Thandiwe Mkhondo: An artist, a healer, a creative

by Paloma Giustizieri


The swoosh of a lighter ignites a candle, then a stick of white sage incense. Thandiwe calls

upon and welcomes her ancestors with a prayer before we begin. "My name is Makhosi

Mkhondo, but you can call me Thandiwe."


A smiley Thandiwe, exuding her self-love energy. Image provided by Thandiwe.

Thandiwe grew up in the affluent area of Bedfordview and attended a private school from

primary, all the way through to matric. As an enthusiastic 18-year-old, Thandiwe attended

The University of Witwatersrand, registered to do a Bachelor of commerce in politics,

philosophy, and economics.


"So I used to be very Christian, I used to have a strong faith. And I think it was around matric when I stopped praying. And then in my first year, I took philosophy, and that made me rethink everything. People need to question why they believe things, and point out the flaws in their beliefs."


As many of us know, the path to choosing our future can be, in the simplest of terms, rough.

Thandiwe's artistic passions led her in the direction of fine arts and in her second year, she shifted her major to the arts. As Thandiwe navigated her way through university, she explains

that she would meet with people from all walks of life, who would come up to her and open

up their deepest, darkest secrets, without even knowing her.


"People would really go deep into their traumas, and I used to find myself in these situations often where I would have no memory of these experiences, almost as if someone was speaking through me. The people I would speak to seemed to be very impacted by the words that I would say."


Thandiwe would repetitively take on people's emotions, which was something that was

engraved into her character from a young girl. "When I figured out what an empath really is, I

related. And as an empath, you have to create armour, like an auric-shield."


In her second year, she began to have prophetic dreams. "A lot of people in my life would share things with me in my dreams, and then a few days later they would tell me the same thing in reality." As she would speak about her experiences of vivid dreams and the energies she would consume,many of her friends whose mothers were spiritual healers would tell Thandiwe that she had a calling to be a sangoma. "I would just laugh it off,” Thandiwe shrugs.
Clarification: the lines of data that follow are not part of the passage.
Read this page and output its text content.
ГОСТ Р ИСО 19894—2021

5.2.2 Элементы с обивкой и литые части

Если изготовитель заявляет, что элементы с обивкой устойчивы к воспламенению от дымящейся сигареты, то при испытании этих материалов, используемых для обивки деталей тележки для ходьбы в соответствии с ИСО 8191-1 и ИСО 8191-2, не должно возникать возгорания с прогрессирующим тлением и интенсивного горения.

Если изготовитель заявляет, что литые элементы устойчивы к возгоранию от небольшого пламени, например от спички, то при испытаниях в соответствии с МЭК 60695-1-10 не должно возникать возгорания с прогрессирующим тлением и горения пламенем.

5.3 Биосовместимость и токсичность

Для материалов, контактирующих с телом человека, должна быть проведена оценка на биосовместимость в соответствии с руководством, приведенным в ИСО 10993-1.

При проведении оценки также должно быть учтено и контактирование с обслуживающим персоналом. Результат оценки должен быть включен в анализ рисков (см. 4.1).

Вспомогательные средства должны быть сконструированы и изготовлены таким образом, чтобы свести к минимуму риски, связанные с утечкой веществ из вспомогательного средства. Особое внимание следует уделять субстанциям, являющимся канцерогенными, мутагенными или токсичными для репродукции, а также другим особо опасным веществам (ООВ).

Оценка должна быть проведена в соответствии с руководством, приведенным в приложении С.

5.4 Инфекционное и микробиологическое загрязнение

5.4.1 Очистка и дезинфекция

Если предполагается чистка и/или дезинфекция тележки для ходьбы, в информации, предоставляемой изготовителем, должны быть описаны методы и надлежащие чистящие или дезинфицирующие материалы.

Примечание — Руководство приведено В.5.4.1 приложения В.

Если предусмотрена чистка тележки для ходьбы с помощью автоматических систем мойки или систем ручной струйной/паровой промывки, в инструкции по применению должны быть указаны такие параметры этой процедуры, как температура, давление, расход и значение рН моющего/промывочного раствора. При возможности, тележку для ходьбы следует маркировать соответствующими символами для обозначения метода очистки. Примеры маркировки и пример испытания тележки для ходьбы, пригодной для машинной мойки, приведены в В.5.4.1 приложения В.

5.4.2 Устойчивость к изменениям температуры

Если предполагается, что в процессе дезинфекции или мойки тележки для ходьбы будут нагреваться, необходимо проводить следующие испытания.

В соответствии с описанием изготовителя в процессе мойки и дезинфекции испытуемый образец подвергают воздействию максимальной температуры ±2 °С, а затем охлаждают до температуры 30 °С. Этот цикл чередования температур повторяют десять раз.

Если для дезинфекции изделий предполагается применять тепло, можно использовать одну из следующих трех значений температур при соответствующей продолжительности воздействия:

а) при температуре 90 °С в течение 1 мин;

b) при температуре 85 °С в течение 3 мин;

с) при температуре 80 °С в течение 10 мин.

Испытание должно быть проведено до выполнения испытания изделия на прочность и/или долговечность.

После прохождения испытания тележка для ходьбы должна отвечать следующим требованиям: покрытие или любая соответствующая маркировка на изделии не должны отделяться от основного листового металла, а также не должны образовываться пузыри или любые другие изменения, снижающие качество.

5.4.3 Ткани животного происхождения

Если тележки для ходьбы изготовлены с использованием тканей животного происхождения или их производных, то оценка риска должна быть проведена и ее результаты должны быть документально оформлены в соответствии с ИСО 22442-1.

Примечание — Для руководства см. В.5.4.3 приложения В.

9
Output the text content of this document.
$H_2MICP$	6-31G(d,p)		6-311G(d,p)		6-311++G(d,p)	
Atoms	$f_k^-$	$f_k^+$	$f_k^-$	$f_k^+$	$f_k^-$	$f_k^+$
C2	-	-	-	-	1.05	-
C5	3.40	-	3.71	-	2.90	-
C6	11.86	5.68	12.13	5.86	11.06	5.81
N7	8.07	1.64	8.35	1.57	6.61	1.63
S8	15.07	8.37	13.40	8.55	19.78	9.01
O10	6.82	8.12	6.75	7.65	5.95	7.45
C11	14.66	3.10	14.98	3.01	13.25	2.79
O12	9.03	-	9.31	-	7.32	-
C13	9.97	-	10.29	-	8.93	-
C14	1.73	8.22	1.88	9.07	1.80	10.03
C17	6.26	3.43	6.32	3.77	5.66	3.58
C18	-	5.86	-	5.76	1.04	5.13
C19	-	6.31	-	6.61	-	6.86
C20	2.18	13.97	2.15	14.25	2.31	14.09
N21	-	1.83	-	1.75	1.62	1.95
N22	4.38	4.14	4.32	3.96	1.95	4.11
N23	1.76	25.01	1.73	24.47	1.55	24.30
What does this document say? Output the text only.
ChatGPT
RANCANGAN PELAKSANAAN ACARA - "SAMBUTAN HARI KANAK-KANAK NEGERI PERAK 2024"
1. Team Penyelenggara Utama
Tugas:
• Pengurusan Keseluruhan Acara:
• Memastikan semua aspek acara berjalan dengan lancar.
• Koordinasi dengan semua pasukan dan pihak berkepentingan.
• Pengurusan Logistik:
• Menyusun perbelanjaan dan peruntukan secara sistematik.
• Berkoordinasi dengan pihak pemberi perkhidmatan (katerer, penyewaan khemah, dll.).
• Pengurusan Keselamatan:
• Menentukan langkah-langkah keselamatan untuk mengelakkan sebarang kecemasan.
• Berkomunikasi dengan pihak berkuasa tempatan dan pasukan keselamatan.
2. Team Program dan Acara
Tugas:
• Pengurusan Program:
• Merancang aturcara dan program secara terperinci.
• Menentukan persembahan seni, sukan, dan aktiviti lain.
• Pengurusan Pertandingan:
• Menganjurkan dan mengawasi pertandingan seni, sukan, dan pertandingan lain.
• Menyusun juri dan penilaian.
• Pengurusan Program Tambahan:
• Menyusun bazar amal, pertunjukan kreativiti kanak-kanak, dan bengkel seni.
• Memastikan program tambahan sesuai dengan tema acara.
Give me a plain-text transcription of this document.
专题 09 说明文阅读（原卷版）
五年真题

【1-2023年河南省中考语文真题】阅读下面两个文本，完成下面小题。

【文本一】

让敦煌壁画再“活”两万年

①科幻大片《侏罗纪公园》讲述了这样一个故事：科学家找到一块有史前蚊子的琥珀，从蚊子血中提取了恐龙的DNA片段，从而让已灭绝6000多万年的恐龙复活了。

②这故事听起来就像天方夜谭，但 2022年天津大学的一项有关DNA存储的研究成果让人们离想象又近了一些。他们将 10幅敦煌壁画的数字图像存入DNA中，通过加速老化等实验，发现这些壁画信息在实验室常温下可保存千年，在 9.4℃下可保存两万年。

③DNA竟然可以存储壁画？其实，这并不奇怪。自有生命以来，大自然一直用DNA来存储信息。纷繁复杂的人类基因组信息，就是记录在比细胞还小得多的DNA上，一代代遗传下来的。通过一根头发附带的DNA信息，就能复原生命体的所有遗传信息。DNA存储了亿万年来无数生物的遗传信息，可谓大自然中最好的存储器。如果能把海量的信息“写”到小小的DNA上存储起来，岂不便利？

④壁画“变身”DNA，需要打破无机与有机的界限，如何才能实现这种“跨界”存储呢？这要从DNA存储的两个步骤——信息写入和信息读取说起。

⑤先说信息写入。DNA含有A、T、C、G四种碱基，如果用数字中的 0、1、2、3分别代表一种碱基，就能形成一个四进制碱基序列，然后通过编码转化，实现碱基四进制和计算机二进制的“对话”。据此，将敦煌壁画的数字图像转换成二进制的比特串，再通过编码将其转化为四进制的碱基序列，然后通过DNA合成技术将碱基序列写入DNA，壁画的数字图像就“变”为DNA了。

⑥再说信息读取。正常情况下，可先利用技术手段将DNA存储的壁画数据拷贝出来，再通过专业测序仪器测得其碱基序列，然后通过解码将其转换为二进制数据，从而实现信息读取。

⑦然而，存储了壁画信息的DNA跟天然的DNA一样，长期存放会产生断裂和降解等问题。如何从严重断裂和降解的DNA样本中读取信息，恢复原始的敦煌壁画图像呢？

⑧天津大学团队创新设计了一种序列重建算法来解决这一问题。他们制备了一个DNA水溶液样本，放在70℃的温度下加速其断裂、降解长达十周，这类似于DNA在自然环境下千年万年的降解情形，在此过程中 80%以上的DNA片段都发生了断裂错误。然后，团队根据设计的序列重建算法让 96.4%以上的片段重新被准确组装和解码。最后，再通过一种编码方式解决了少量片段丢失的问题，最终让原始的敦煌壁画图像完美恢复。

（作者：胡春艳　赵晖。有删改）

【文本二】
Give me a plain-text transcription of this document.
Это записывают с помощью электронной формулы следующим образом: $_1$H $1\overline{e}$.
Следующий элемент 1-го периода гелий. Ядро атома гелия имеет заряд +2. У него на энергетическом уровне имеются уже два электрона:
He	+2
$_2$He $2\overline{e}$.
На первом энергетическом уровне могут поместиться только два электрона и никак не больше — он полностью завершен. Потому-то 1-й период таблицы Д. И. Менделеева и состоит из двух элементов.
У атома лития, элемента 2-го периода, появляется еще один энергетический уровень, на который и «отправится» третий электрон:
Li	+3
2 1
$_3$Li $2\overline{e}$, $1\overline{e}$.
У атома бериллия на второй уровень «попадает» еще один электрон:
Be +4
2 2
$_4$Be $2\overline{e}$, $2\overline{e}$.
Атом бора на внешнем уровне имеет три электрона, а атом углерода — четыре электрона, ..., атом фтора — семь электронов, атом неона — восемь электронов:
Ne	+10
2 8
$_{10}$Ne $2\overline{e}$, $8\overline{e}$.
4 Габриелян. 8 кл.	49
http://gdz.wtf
The downward spiral of Thandiwe's mental, physical, and spiritual health led her to consult

with a series of professionals ranging from psychiatrists, psychologists, and medical doctors.


"I was in the pits. I wasn't myself. I would do things that were not necessarily in my

character. I was admitted into a psychiatric hospital, and I think I was there for everyone else,

rather than myself. I felt very lost, I was failing."


Multiple people had communicated with Thandiwe that she might have a spiritual calling,

including friends and lecturers. This, however, was not met with open arms from Thandiwe.

"I had a lot of physical symptoms, mental symptoms. I was an old woman. I was always

sleeping – things were just not adding up as a 20-year-old."


Meditation was a practice that Thandiwe and her family were exploring. She attended a

meditation course in the October of 2019. In this course, she explains that she had an out of

body experience for the first time. "It was a guided meditation which took you into a very

deep meditative space. It was amazing. I felt so many very intense feelings that I do not think

anyone around me was experiencing."


Now, 2 years later, Thandiwe Mkhondo is within the intwasa process. The process itself is not

formalized, according to her. “Often I would get a message from my ancestors that they

would rather twasa me, instead of being below someone, and that is a very unconventional

way of approaching the spiritual journey”. Thandiwe explains that she seeks out elders to

help her through the process, but that she is in charge of her own journey.


Thandiwe is self-aware, wise beyond her years, and has a bright, brilliant energy. Her story is

a journey a lot of young, black South Africans experience. Her world was shifted upside-

down, her way of life has maneuvered into a space that blends tradition and modernity.


“A lot of people ask me if you can live a ‘normal’ life, go out with friends, have fun. The answer is, yes you can. Its all about knowing yourself and surrounding yourself with positive energies.” Image provided by Thandiwe.

Through Thandiwe's journey, there is a message she would like to spread to youth like

herself, who might be in the beginning process of a spiritual calling: "Welcoming anybody

into your spiritual health needs to be done very cautiously. Just like a doctor will heal you, a

spiritual advisor must not make you sick. People will say to you, the reason why people with

a calling go through a lot of things, is because they need to be able to understand. You need

to know what this person is feeling, and create that deep empathy."


And most importantly, Thandiwe advises that as someone who embarks on the spiritual path,

they need to learn who they are, inside out. “It is hard to differentiate between what I want as

Thandiwe, and what my ancestors want. Therefore, it is important that you know yourself so

that you are able to draw the line between yourself, and your ancestors.”.